The business case for this project is based on delivery Outcome 1 – Genetic selection and improved management will decrease methane emissions by 10% from 20% of sheep and make the sheep industry more competitive in an emissions accounting environment. It is likely that more efficient animals will produce less methane per unit of wool or meat, and MLA modeling has shown that decreasing feed requirements in terms dry sheep equivalent per head by 1% would result in a weighted NPV of $15.9 million per year for lamb and sheep meat production.

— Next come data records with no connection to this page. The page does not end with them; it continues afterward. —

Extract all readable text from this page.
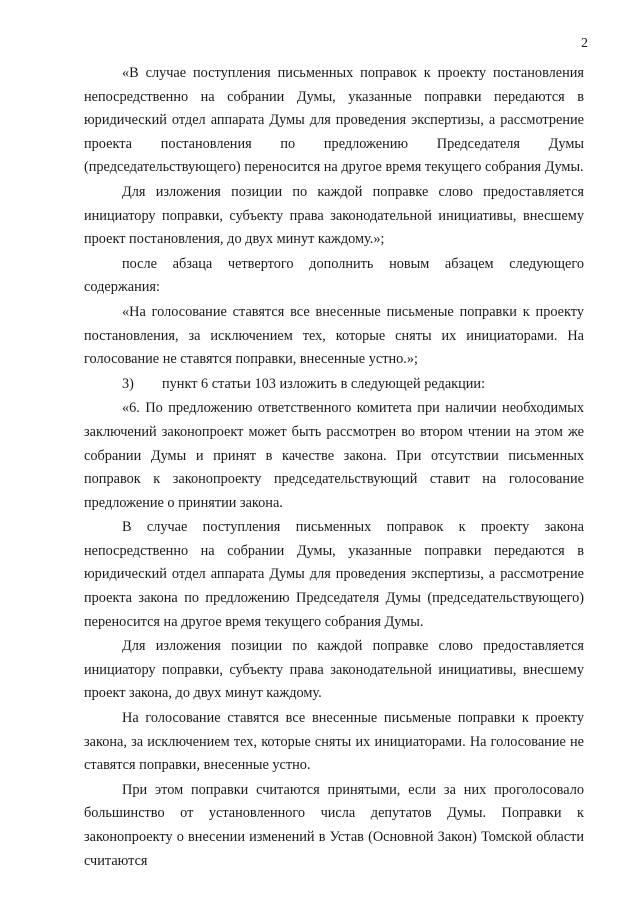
2

«В случае поступления письменных поправок к проекту постановления непосредственно на собрании Думы, указанные поправки передаются в юридический отдел аппарата Думы для проведения экспертизы, а рассмотрение проекта постановления по предложению Председателя Думы (председательствующего) переносится на другое время текущего собрания Думы.

Для изложения позиции по каждой поправке слово предоставляется инициатору поправки, субъекту права законодательной инициативы, внесшему проект постановления, до двух минут каждому.»;

после абзаца четвертого дополнить новым абзацем следующего содержания:

«На голосование ставятся все внесенные письменые поправки к проекту постановления, за исключением тех, которые сняты их инициаторами. На голосование не ставятся поправки, внесенные устно.»;

3) пункт 6 статьи 103 изложить в следующей редакции:

«6. По предложению ответственного комитета при наличии необходимых заключений законопроект может быть рассмотрен во втором чтении на этом же собрании Думы и принят в качестве закона. При отсутствии письменных поправок к законопроекту председательствующий ставит на голосование предложение о принятии закона.

В случае поступления письменных поправок к проекту закона непосредственно на собрании Думы, указанные поправки передаются в юридический отдел аппарата Думы для проведения экспертизы, а рассмотрение проекта закона по предложению Председателя Думы (председательствующего) переносится на другое время текущего собрания Думы.

Для изложения позиции по каждой поправке слово предоставляется инициатору поправки, субъекту права законодательной инициативы, внесшему проект закона, до двух минут каждому.

На голосование ставятся все внесенные письменые поправки к проекту закона, за исключением тех, которые сняты их инициаторами. На голосование не ставятся поправки, внесенные устно.

При этом поправки считаются принятыми, если за них проголосовало большинство от установленного числа депутатов Думы. Поправки к законопроекту о внесении изменений в Устав (Основной Закон) Томской области считаются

Sheep produce methane as a by-product of fermentative digestion in the rumen and hind gut. Efforts to lower emissions from sheep production systems are important for achieving long term domestic emissions targets and moderating their impacts on climate change. Research is needed to better understand the opportunities and costs of different mitigation strategies. Genetics is a powerful tool that can be used to make ongoing and permanent improvements to animals. The extent of the genetic improvements depends on the amount of variation that the trait exhibits and what proportion of this variation is heritable. Methane production is largely dependent on diet quality and feed intake, but differences in methane emissions per kg dry matter intake between individual sheep of 40 to 60% have been reported. The variation in
methane production between individuals is significantly higher than that recorded for conventional sheep production traits of approximately 10 to 20% within flocks, and provides an ideal opportunity for selection of low methane producers providing the trait is heritable. It has been shown that cattle selected for higher efficiency of feed utilization produce less methane per kg dry matter intake than cattle selected for lower efficiency. This suggests that methane production is heritable to some degree at least and reducing methane emissions and improving productivity through genetic selection is feasible. It is also important to define the relative importance of different management options compared to genetic variation. In addition to selection for methane production alone variation in characteristics such as growth rate, feed conversion efficiency and reproductive rates are likely to have major effects on methane production per unit of wool and meat produced.